Havana in 1841 (Fragments)

Por: Cirilo Villaverde

As a cosmopolitan city, and who doubts that it is, there are many visions and above all the prides that Havana has generated over time. Today our pages offer his image written in the middle of the colonial period, portrait of a ladiga and growing city, seen by the eyes of those who return from abroad. Behind the portrait, vibrate the pen of one of our most important novelists.

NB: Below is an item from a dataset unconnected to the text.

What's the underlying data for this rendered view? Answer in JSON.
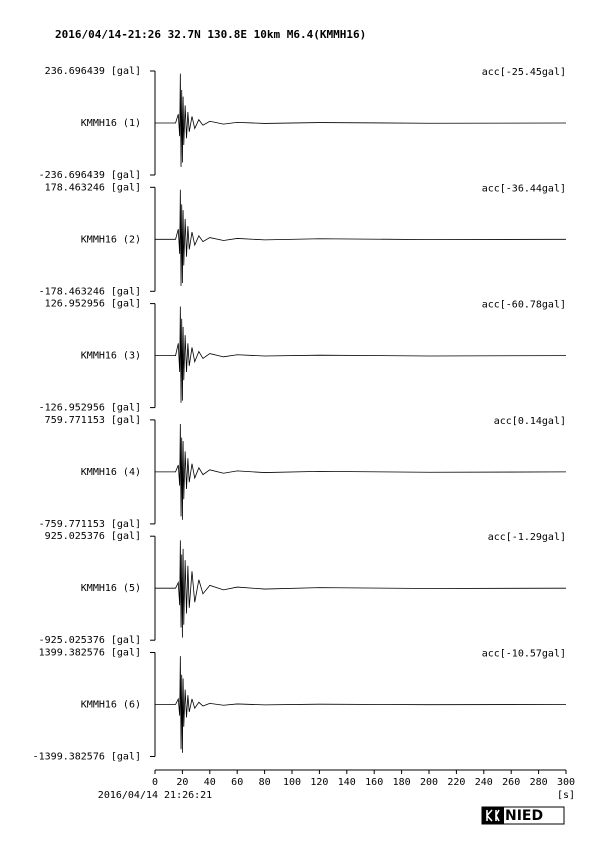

France is Paris, England is London, Italy is Rome. If with enough foundation this is said especially of those first two nations, the most enlightened and powerful of the Old World, with no less, in our view, it could be said that Havana, today, is the island of Cuba.
[…]
Since the very remote period to which we are now referring, the maritime city, soft wax in the hands of its architects or owners, has always taken the form they have wanted to give it. Everyone, you can make sure, has printed her peculiar character. Under the command of the politician and warrior, his most favorite ornaments have been castles, stakes, batteries, cannons and military camps; under the courtier, he has held his palaces, cathedrals, walks, gardens, fountains, monuments and improved streets. And after as magical as rapid transformations, for those who rule it are not perpetual, today the son who abandoned her for two brief years does not tire of contemplating her in amazement: a new and rozagante city, which leaves the seascath, in the way that the goddess of the beauty of Greek fanatics.
For, to tell you the truth, the Indian waved her plume, straightened, and walked laden with strange feathers, precious stones and silks, which she has certainly acquired not in exchange for the gold and silver of her mines, but the sugar, coffee and tobacco of her fertile fields. In vain, then, it has been to oppose walls and open pits for him. These and those have been passed on …
This rush to build houses and this rapidness in population has caused the evils that now seek to be remedied: the people, abandoned to their own instinct, built on their whim, without squeezing regularly or in any order. But, at last, he built, that it is not little; and the population of outside the walls today is proudly offered in the eyes of the passerby, full of life and movement with its gardens, its fountains, theaters, temples and walks […].
From the high bars of her beautiful walk of Paula, which is due to the year that expires, let us pass the view through the clean and quiet mirror of its bay, that if it is night without moon, we will see the stars of the sky as arrows of fire nailed to the bottom of the waters and a thousand lucky small and large boats […]. But if the sun shines our horizon, let us not browse any record: the flags and flamulas that wave in the gavias of the ships furbles in the port will tell us in voices that the trade of Havana in 1841 is actively related to all the nations of the Old and New World. Let us not penetrate at noon on the streets of the city, because we will risk being spoiled […]; the deafening noise of millions of wagons, forklifts and wagons; driving or removing the fruits of the country and foreigners from the dock, it will tell us that trade … is as flourishing and active as that of the most merchant cities in Europe and America.
[…]
At that time of night, likewise, the whole city, as if by charm, and in the manner of certain insects from our fields, springs light from its bowels; but not a light to offend the view, but to reflect on the a thousand varied treasures that the trade has poured into clothing, silver, quincalla, burnished furniture, rich cloths, watches, jewellery, food, sweets and how much the arts and sciences produce throughout Europe. And as if it were absolutely necessary for the products of these nations to be issued here by their own children, Germany and England have populated our desks; France, our watchmaking, jewelry stores, perfumeries, hairdressers, tailors and fashion stores; Spain, our fabric, grocery, quincalla and hat shops; Italy supplies us with its buhoneros, organisers and sellers of statues and prints […].
Everywhere the footprint of trade is discovered, working its metamorphosis and wonders. At the influence of their creative breath, every day there are shops of all kinds, which dazzle, not only because of the luxury with which they are adorned, but also because of the treasures and precious things they enclose. Everywhere there is a people who in luxury and misery do not yield to any of the land, although the expression seems exaggerated, and although at first glance the ideas of luxury and misery together seem to some poorly married and contraposed. Ω

Taken from Cuban costumbristas of the nineteenth century, t.I, selection and prologue of Salvador Bueno, Havana, Editorial Letras Cubanas, 2016.